このために頭の勉強、読み、数えはしたが、手足の勉強、習字、図画、体操は全くやらなかった。最も残念に思うことは、凧揚げ、竹馬遊びのような遊びの「理科」が全くできなかったことである。それがわたしの生涯の欠陥になった。幼時の教育の第一、最大要件は健康であることをわたしは注意したい。
次に、わたしの七、八才のころは日清戦争があり、十七、八才のとき日露戦争があり、少青年期の十年を戦争教育、生活で過したことが、「人間との戦い」に対する基本精神、態度をつくり、五十歳から六十歳の十年間の第二次世界戦争に至らしめたのである。
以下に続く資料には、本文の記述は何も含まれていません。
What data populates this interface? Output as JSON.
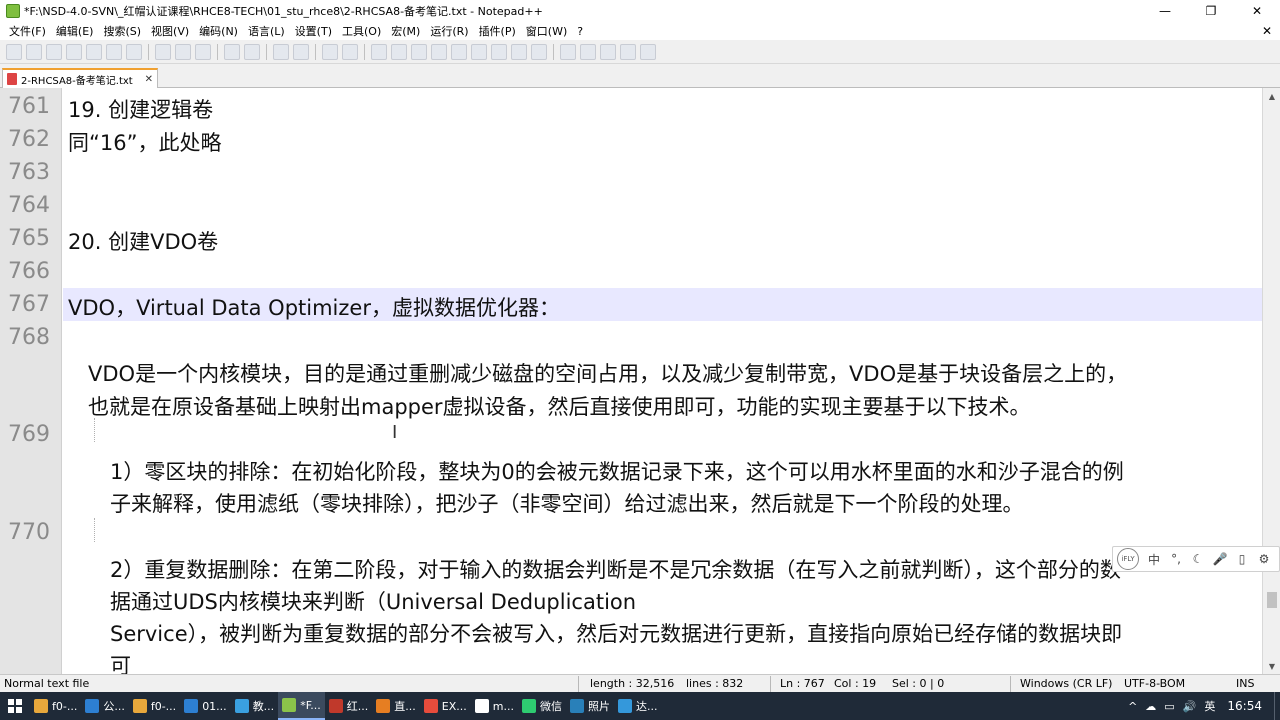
{
  "window": {
    "title": "*F:\\NSD-4.0-SVN\\_红帽认证课程\\RHCE8-TECH\\01_stu_rhce8\\2-RHCSA8-备考笔记.txt - Notepad++",
    "minimize": "—",
    "restore": "❐",
    "close": "✕"
  },
  "menu": {
    "items": [
      "文件(F)",
      "编辑(E)",
      "搜索(S)",
      "视图(V)",
      "编码(N)",
      "语言(L)",
      "设置(T)",
      "工具(O)",
      "宏(M)",
      "运行(R)",
      "插件(P)",
      "窗口(W)",
      "?"
    ],
    "close_doc": "✕"
  },
  "toolbar": {
    "group1": [
      "new-file-icon",
      "open-file-icon",
      "save-icon",
      "save-all-icon",
      "close-icon",
      "close-all-icon",
      "print-icon"
    ],
    "group2": [
      "cut-icon",
      "copy-icon",
      "paste-icon"
    ],
    "group3": [
      "undo-icon",
      "redo-icon"
    ],
    "group4": [
      "find-icon",
      "replace-icon"
    ],
    "group5": [
      "zoom-in-icon",
      "zoom-out-icon"
    ],
    "group6": [
      "sync-v-icon",
      "sync-h-icon",
      "word-wrap-icon",
      "all-chars-icon",
      "indent-guide-icon",
      "udl-icon",
      "doc-map-icon",
      "function-list-icon",
      "folder-workspace-icon"
    ],
    "group7": [
      "record-macro-icon",
      "stop-macro-icon",
      "play-macro-icon",
      "run-macro-icon",
      "save-macro-icon"
    ]
  },
  "tab": {
    "label": "2-RHCSA8-备考笔记.txt",
    "close": "✕"
  },
  "editor": {
    "lines": [
      {
        "no": "761",
        "text": "19. 创建逻辑卷"
      },
      {
        "no": "762",
        "text": "同“16”，此处略"
      },
      {
        "no": "763",
        "text": ""
      },
      {
        "no": "764",
        "text": ""
      },
      {
        "no": "765",
        "text": "20. 创建VDO卷"
      },
      {
        "no": "766",
        "text": ""
      },
      {
        "no": "767",
        "text": "VDO，Virtual Data Optimizer，虚拟数据优化器："
      },
      {
        "no": "768",
        "text": "VDO是一个内核模块，目的是通过重删减少磁盘的空间占用，以及减少复制带宽，VDO是基于块设备层之上的，",
        "cont": [
          "也就是在原设备基础上映射出mapper虚拟设备，然后直接使用即可，功能的实现主要基于以下技术。"
        ]
      },
      {
        "no": "769",
        "text": "1）零区块的排除：在初始化阶段，整块为0的会被元数据记录下来，这个可以用水杯里面的水和沙子混合的例",
        "cont": [
          "子来解释，使用滤纸（零块排除），把沙子（非零空间）给过滤出来，然后就是下一个阶段的处理。"
        ]
      },
      {
        "no": "770",
        "text": "2）重复数据删除：在第二阶段，对于输入的数据会判断是不是冗余数据（在写入之前就判断），这个部分的数",
        "cont": [
          "据通过UDS内核模块来判断（Universal Deduplication",
          "Service），被判断为重复数据的部分不会被写入，然后对元数据进行更新，直接指向原始已经存储的数据块即",
          "可"
        ]
      }
    ]
  },
  "ime": {
    "logo": "iFLY",
    "buttons": [
      "中",
      "°,",
      "☾",
      "🎤",
      "▯",
      "⚙"
    ]
  },
  "status": {
    "file_type": "Normal text file",
    "length": "length : 32,516",
    "lines": "lines : 832",
    "ln": "Ln : 767",
    "col": "Col : 19",
    "sel": "Sel : 0 | 0",
    "eol": "Windows (CR LF)",
    "encoding": "UTF-8-BOM",
    "mode": "INS"
  },
  "taskbar": {
    "items": [
      {
        "label": "f0-...",
        "color": "#e8a83c"
      },
      {
        "label": "公...",
        "color": "#2d7fd2"
      },
      {
        "label": "f0-...",
        "color": "#e8a83c"
      },
      {
        "label": "01...",
        "color": "#2d7fd2"
      },
      {
        "label": "教...",
        "color": "#3aa0e0"
      },
      {
        "label": "*F...",
        "color": "#8bc34a",
        "active": true
      },
      {
        "label": "红...",
        "color": "#c0392b"
      },
      {
        "label": "直...",
        "color": "#e67e22"
      },
      {
        "label": "EX...",
        "color": "#e74c3c"
      },
      {
        "label": "m...",
        "color": "#ffffff"
      },
      {
        "label": "微信",
        "color": "#2ecc71"
      },
      {
        "label": "照片",
        "color": "#2980b9"
      },
      {
        "label": "达...",
        "color": "#3498db"
      }
    ],
    "tray_icons": [
      "^",
      "☁",
      "▭",
      "🔊",
      "英"
    ],
    "clock": "16:54"
  }
}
大正五、六年から終りまで、凡そ十年間、「新教育」「自由教育」という、個人対照(対象?)の教育が試みられたが、その他はすべて「国民教育」「富国強兵の教育」であった。わたしはその教育を受け、またあたえたのである。
敗戦はわたしのためにはたしかによかった。
戦後第一の内閣の文相前田多門に、「仇打ちの教育は止めましょう」と、敢えていうことができたのは、非常な幸福であったと思う。わたしの老人としての、「自己自身との戦い」の結果であった。そしてつづいて、「愛と理性の教育」を提唱し得たのも、深い内省からの結論」である。ラスキン(ラッセルの誤記)自身が、そのモデルである。この書はその教科書である。